Back to the iPhone: I can't add music from my work computer if I already synchronized it on my home computer (lack of options here). I can't create my ringtones without buying them off iTunes (one dollar for a 15 second yell?). iTunes controls my iPhone the same way it controls the iPods. An iPhone can't sow the seeds of love from one pc to another; some mp3 files ripped on variable bitrate tend to stop during playing and even if you decide to buy music from iTunes, the quality of the Apple designed mp4 format is lame and, the icing of the cake: the iPhone can't play Windows Media Files, so iTunes must convert them for you.

Seems cool? Not exactly if you can't share your music with other people unless you buy the CD and make a copy... but hey, that's piracy. You might as well go back to your old cellphone or any other media player. One that can share. The record labels, the electronic manufacturers and the artists won't starve, believe me.

I got the iPhone because of the conveniance of having a cellphone and an mp3 player, plus an internet browser and a wireless card that can detect local networks (that's really really good if you're travelling abroad and don't want to blow your paycheck in connection charges) ; but somehow I see it a little bit fragile and desperately looking for upgrades. The first weekend of usage, it crashed on me and no matter how much i tapped the glass, the damn thing wasn't responding at all. I had to reset it with another PC which, oh, forgive me Mr. Jobs, wasn't the one I used to put my songs in it so I had to erase them. I added a few for the road and later, at work, I re-erased them and refill with my usual favorites (see? hazzle.)

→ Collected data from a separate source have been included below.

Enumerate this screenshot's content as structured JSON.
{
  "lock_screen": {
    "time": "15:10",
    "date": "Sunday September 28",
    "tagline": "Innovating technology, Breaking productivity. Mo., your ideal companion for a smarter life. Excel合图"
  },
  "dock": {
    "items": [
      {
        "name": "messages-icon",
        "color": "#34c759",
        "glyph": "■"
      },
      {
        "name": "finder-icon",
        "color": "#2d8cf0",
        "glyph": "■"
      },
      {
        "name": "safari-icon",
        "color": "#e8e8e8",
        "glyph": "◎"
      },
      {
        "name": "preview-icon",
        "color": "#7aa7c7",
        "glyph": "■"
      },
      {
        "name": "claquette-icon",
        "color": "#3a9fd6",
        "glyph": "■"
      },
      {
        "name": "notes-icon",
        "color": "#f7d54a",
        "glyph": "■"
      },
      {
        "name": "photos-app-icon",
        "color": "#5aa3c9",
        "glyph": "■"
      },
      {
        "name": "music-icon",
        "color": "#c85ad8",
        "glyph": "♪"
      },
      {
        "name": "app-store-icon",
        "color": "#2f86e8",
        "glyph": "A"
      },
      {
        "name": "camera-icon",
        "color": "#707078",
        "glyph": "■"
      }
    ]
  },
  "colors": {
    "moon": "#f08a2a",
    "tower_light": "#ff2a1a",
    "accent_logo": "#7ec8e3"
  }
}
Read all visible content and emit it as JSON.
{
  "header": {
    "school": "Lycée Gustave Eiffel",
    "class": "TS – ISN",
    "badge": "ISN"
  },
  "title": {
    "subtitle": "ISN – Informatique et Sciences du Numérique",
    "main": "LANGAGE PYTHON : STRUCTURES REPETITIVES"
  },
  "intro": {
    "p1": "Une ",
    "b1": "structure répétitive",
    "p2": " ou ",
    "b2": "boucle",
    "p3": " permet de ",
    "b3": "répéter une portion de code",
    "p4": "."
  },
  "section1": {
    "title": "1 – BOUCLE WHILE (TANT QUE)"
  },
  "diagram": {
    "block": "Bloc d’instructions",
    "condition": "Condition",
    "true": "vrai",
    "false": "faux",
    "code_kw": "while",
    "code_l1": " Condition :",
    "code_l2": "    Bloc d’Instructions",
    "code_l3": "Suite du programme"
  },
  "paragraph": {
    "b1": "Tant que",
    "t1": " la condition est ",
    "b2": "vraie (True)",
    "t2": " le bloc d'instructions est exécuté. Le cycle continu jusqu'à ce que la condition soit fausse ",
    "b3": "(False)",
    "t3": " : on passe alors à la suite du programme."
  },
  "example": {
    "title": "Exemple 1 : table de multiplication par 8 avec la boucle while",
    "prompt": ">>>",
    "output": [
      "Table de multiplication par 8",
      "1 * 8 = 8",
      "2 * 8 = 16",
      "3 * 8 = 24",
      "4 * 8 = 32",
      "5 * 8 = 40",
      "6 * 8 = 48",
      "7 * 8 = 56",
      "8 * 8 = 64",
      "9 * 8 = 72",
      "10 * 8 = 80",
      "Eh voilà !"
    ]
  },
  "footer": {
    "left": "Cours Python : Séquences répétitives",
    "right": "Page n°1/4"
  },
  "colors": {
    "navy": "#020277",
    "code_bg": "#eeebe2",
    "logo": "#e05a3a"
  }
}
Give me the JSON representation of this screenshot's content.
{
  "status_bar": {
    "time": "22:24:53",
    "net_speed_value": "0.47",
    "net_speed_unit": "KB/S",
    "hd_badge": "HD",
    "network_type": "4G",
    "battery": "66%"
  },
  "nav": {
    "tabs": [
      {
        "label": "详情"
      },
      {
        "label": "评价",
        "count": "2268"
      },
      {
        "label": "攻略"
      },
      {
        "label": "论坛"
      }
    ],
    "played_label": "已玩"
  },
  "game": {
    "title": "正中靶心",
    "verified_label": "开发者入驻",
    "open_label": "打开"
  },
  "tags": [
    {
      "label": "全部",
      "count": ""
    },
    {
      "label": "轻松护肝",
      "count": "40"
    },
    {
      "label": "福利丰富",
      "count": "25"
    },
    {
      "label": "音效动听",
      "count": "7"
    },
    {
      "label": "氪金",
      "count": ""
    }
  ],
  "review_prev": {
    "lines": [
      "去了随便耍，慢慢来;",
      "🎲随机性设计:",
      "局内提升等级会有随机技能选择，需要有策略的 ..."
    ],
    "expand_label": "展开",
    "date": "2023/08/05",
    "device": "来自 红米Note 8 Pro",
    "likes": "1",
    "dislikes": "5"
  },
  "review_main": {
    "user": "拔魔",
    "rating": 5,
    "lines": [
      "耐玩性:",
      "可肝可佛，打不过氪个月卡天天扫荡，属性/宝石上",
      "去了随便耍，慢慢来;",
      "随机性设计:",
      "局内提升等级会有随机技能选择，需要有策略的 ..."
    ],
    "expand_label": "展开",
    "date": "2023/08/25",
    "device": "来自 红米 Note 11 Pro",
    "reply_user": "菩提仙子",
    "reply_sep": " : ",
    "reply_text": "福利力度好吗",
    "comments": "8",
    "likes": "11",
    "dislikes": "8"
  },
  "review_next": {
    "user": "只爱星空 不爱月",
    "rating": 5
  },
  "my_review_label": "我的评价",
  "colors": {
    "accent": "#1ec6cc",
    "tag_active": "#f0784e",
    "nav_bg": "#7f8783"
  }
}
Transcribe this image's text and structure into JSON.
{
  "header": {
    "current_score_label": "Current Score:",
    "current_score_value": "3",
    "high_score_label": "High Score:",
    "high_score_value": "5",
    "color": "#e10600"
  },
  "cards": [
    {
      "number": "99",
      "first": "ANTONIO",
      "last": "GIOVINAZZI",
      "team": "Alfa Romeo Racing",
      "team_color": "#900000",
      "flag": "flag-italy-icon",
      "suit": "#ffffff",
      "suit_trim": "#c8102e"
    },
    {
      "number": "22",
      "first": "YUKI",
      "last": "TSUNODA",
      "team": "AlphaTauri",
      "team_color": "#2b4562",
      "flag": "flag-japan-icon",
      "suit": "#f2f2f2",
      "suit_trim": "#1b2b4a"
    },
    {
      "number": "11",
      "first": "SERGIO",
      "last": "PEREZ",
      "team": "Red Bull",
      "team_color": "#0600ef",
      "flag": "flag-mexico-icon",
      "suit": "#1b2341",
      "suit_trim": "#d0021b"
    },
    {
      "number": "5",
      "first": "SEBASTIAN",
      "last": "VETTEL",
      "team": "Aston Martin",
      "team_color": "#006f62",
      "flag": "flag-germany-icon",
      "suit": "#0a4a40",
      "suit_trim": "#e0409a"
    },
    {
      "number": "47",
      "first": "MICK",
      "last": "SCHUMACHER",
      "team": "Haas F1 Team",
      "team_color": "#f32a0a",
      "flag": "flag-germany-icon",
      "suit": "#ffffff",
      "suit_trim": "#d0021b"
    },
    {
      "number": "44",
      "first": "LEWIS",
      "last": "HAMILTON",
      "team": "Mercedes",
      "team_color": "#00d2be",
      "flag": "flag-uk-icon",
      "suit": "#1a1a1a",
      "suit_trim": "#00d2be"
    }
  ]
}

The iPhone will keep the recording industry happy for a while until somebody develops a cellphone with cool features, where you can transfer your mp3 files to your computer back and forth. Just imagine this: a Microsoft cellphone that updates the status/ cover of a song connecting to a music info service. You like the song? buy the CD from Amazon.com right there. Too expensive the damn piece of plastic? See if there's any used available. See? Options. People want options, not features.